Archegos lives!
Vicariously, through losses logged by banks, I mean. UBS said Tuesday it expected to take an $861 million hit through the second quarter on positions tied to Bill Hwang’s historic implosion.
“The default by a US-based client of our prime brokerage business resulted in an impact on Q1 Group net profit,” the bank told investors. “The related loss was recognized within the Financing business in the Investment Bank, which provided prime brokerage services to the client, and arose as a result of closing out a significant portfolio of swaps following the default and the unwinding of related hedges,” UBS added, noting that the bank “has exited all remaining exposures.”

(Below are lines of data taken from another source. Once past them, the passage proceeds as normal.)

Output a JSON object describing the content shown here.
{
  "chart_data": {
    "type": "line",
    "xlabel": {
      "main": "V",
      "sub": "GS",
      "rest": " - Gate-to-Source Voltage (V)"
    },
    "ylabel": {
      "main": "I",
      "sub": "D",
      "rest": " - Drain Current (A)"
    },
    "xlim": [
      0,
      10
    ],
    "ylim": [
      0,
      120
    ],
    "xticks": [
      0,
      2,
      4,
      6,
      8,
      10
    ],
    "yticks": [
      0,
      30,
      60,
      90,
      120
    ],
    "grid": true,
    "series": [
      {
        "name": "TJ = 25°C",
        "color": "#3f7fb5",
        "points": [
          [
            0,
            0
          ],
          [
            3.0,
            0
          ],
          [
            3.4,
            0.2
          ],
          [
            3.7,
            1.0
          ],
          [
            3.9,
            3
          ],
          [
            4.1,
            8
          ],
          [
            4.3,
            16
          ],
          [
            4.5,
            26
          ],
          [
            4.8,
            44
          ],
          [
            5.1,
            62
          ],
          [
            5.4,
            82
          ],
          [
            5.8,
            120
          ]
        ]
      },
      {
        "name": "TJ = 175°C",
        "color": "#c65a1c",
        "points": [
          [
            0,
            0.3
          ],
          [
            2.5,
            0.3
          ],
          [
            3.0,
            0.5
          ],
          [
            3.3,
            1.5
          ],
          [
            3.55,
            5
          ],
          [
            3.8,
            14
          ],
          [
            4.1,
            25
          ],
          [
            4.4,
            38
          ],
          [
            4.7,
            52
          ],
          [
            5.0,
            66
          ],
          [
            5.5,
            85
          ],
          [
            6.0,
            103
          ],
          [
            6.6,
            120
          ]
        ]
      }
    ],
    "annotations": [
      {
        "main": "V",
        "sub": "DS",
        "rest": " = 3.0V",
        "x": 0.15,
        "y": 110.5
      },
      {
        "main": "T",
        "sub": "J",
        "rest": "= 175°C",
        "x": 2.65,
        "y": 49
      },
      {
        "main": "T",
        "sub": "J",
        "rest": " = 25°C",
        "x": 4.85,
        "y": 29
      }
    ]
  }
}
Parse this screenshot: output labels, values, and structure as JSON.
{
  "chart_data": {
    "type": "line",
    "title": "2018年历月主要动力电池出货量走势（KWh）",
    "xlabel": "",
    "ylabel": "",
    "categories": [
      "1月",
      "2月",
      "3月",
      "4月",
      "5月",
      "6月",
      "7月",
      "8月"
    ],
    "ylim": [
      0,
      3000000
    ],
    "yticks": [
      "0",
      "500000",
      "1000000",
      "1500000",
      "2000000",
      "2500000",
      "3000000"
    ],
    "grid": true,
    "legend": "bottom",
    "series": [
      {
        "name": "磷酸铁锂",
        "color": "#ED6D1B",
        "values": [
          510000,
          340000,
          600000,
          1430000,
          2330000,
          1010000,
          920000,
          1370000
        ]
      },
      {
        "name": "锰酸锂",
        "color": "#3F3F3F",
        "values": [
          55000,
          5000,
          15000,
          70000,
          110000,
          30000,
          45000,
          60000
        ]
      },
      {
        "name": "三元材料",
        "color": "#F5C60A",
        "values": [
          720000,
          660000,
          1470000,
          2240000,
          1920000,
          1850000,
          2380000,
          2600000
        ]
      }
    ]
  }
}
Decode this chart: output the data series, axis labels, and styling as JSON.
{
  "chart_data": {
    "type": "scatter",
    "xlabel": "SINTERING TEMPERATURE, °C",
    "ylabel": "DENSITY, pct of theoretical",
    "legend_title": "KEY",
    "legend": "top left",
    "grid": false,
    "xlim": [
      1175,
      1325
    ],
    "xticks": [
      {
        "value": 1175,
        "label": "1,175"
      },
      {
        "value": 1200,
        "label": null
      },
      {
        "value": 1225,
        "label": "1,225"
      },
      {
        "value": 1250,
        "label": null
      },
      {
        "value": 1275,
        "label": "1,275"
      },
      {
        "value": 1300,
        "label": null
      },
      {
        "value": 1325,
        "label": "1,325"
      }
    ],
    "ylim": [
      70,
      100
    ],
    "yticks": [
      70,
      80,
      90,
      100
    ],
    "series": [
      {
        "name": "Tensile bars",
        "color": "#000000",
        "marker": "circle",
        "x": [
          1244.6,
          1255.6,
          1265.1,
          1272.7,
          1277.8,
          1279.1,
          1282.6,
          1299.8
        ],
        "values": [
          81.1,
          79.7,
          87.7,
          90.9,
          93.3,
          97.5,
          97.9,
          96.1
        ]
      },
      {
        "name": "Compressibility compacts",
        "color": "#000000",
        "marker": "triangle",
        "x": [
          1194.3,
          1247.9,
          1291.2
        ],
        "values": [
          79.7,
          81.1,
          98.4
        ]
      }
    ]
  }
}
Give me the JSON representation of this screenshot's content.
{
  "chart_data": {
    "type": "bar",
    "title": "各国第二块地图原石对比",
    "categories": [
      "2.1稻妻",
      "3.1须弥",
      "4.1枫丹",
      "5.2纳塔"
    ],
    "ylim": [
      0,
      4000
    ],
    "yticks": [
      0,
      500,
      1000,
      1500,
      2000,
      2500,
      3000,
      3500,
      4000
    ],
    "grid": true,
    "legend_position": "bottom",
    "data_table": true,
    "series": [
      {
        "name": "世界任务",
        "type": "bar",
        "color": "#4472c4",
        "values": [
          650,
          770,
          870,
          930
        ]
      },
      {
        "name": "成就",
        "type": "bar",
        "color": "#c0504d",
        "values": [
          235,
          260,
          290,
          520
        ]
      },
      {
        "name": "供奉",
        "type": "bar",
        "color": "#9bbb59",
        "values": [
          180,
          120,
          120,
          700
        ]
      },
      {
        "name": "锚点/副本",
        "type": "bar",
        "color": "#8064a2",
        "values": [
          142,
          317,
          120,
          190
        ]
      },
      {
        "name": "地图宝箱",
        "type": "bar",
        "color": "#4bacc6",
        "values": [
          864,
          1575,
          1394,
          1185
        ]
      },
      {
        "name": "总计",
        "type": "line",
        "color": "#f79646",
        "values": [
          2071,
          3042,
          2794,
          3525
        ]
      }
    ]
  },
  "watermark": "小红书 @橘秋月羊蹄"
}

Like Morgan Stanley, UBS deemed the loss not significant enough to compel an announcement quantifying the damage ahead of earnings. Morgan, you’ll recall, took a $911 million hit on positions tied to Hwang.
Nomura, which did tip a sizable hit weeks prior to earnings, said Tuesday that its Archegos-related loss was around $2.3 billion in the three months through March 31. The bank also said it’s managed to unwind more than 97% of outstanding positions. To their credit, Nomura provided a handy slide (below) that walks you through what happened, using a “timeline of events.”
“We take the matter with the US client very seriously,” Nomura remarked. “We remain committed to enhancing our risk management framework as we continue to build our operating platform to deliver consistent earnings across our global franchise.”
According to sources who spoke to FT, the bank “indefinitely suspended Dougal Brech, the UK-based head of the prime broking unit that had nurtured Hwang as a client and who had formerly worked at Credit Suisse.” The total loss for Nomura could hit $2.9 billion, apparently.
Credit Suisse last week disclosed the scope of its losses on the Archegos blowup. The bank, which accounted for around half of losses logged at large firms in the wake of Hwang’s flameout, reported results just a day after Bloomberg revealed that its point salesman for Archegos ended up “overseeing risk-taking in the broader prime-brokerage unit.” The optics left something to be desired.
The simple figure (below) illustrates the scope (and global nature) of the losses.
“Without the Archegos collapse, said investors, Nomura’s rebound in 2020 would have been a dream start for Kentaro Okuda,” FT wrote, in a somewhat glib assessment.
As the slide (above) relates, the bank has conducted a full review of its prime brokerage business and can “confirm” that there are “no other similar transactions.”
On a media call following earnings, UBS CFO Kirt Gardner discussed an unrelated $300 million restructuring charge for Q2 tied to planned layoffs. He didn’t say how many people would be affected. The cuts, he noted, would be “across geographies.”
Was this a one-sided event, or did someone or someones make the $10 billion that the banks lost?
(That is a non-rhetorical question. I don’t know enough about the swaps that blew Archegos up to understand if this was one-sided or two-sided.)